Prev: STATIC UNIVERSE: EINSTEINIANA'S NEW MONEY-SPINNER
Next: Try to solve a quartic equation
From: Golabi Doon on 31 Jul 2010 02:59
Hello,

Consider the problem:

sum_k arctan(x_k) < a

where k=1,...n and x_k are real variables and "a" is a given constant.
You choose a specific choice of values for x_1,...x_n and give it to
me. I should give you one of these two answers: "your choice satsfies
the inequality" or "I don't know". Of course, I would like to avoid
the answer "I don't know" as much as I can.

However, I am limited to check your solution only with elementary
tools that can handlelow-degree polynomials possibly with "a few"
applications of elementary functions (note that the original function
uses n applications of arctan, and n can be large, so it is not
desired). For example, I would be happy if had a condition of form
sum_k x_k^2 < sqrt(a) or something like sum_k arctan(x_k^3) < a^2.

In a formal sense, I am asking for the largest subset of the solution
space (thus a sufficient condition for the original inequality) that
can be expressed in a nice form.

Your help would be highly appreciated

Golabi
From: Golabi Doon on 31 Jul 2010 03:07
On Jul 31, 1:59 am, Golabi Doon <golabid...(a)gmail.com> wrote:
> desired). For example, I would be happy if had a condition of form
> sum_k x_k^2 < sqrt(a) or something like sum_k arctan(x_k^3) < a^2.

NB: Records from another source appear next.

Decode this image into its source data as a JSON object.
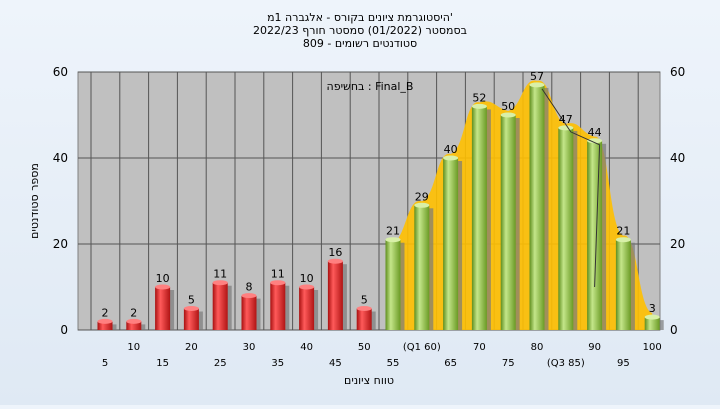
{
  "chart_data": {
    "type": "bar",
    "title_lines": [
      "היסטוגרמת ציונים בקורס - אלגברה 1מ'",
      "בסמסטר  (01/2022)  סמסטר חורף 2022/23",
      "809 - סטודנטים רשומים"
    ],
    "annotation": "בחשיפה : Final_B",
    "xlabel": "טווח ציונים",
    "ylabel": "מספר סטודנטים",
    "ylim": [
      0,
      60
    ],
    "yticks": [
      0,
      20,
      40,
      60
    ],
    "grid": true,
    "categories": [
      "5",
      "10",
      "15",
      "20",
      "25",
      "30",
      "35",
      "40",
      "45",
      "50",
      "55",
      "(Q1 60)",
      "65",
      "70",
      "75",
      "80",
      "(Q3 85)",
      "90",
      "95",
      "100"
    ],
    "values": [
      2,
      2,
      10,
      5,
      11,
      8,
      11,
      10,
      16,
      5,
      21,
      29,
      40,
      52,
      50,
      57,
      47,
      44,
      21,
      3
    ],
    "colors": {
      "fail": "#e02020",
      "pass": "#8cc43c",
      "curve": "#ffc000",
      "plot_bg": "#c0c0c0",
      "curve_line": "#333333"
    },
    "fail_count": 10
  }
}
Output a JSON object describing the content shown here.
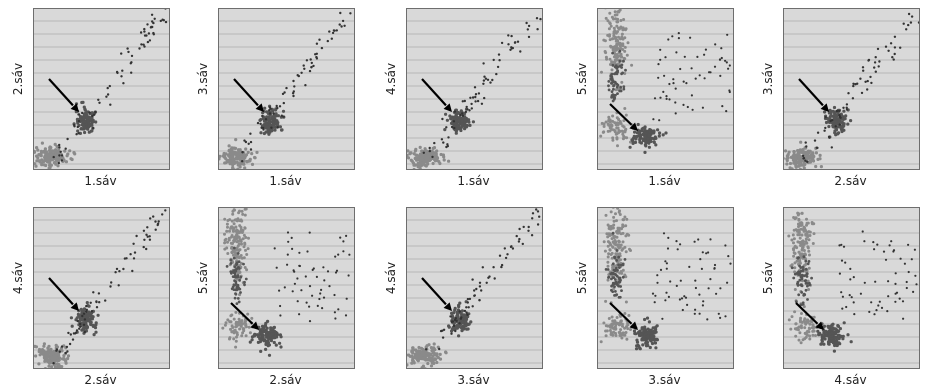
{
  "figure": {
    "panels": [
      {
        "x_band": "1.sáv",
        "y_band": "2.sáv",
        "pattern": "diagonal"
      },
      {
        "x_band": "1.sáv",
        "y_band": "3.sáv",
        "pattern": "diagonal"
      },
      {
        "x_band": "1.sáv",
        "y_band": "4.sáv",
        "pattern": "diagonal"
      },
      {
        "x_band": "1.sáv",
        "y_band": "5.sáv",
        "pattern": "vertical"
      },
      {
        "x_band": "2.sáv",
        "y_band": "3.sáv",
        "pattern": "diagonal"
      },
      {
        "x_band": "2.sáv",
        "y_band": "4.sáv",
        "pattern": "diagonal"
      },
      {
        "x_band": "2.sáv",
        "y_band": "5.sáv",
        "pattern": "vertical"
      },
      {
        "x_band": "3.sáv",
        "y_band": "4.sáv",
        "pattern": "diagonal"
      },
      {
        "x_band": "3.sáv",
        "y_band": "5.sáv",
        "pattern": "vertical"
      },
      {
        "x_band": "4.sáv",
        "y_band": "5.sáv",
        "pattern": "vertical"
      }
    ]
  },
  "chart_data": {
    "type": "scatter",
    "grid": true,
    "colors": {
      "plot_bg": "#d9d9d9",
      "grid": "#b8b8b8",
      "cluster_dark": "#555555",
      "cluster_mid": "#8a8a8a",
      "points": "#333333",
      "arrow": "#000000"
    }
  }
}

In the second example, I meant to write arctan(sum_k x_k^3) < a^2 , so
that there is one application of arctan.

Golabi
From: Ilmari Karonen on 31 Jul 2010 11:14
On 2010-07-31, Golabi Doon <golabidoon(a)gmail.com> wrote:
>
> Consider the problem:
>
> sum_k arctan(x_k) < a
>
> where k=1,...n and x_k are real variables and "a" is a given constant.
> You choose a specific choice of values for x_1,...x_n and give it to
> me. I should give you one of these two answers: "your choice satsfies
> the inequality" or "I don't know". Of course, I would like to avoid
> the answer "I don't know" as much as I can.
>
> However, I am limited to check your solution only with elementary
> tools that can handlelow-degree polynomials possibly with "a few"
> applications of elementary functions (note that the original function
> uses n applications of arctan, and n can be large, so it is not
> desired).

What you seem to want is an "easily computable" lower bound for
arctan(x). For that, have you considered a simple piecewise linear
approximation?

Also, you could do some shortcut checks to avoid needless computation
in some cases. For example, if n < 2 a / pi, then any x_1, ..., x_n
will satisfy the inequality, while if n < -2 a / pi none of them will.
Whether this is something worth checking for depends on what values a
and n are likely to take.

Also, if you expect most sums to be dominated by a few large terms,
you may be able to save effort by sorting the inputs by absolute value
and summing them in that order, while keeping track of the range in
which the final sum might lie if all the remaining terms were equal
(and either all positive or all negative). Note that if f(x) <=
arctan(x), then -f(-x) >= arctan(x), so you can get the upper bound
using the same function you use for the lower bound.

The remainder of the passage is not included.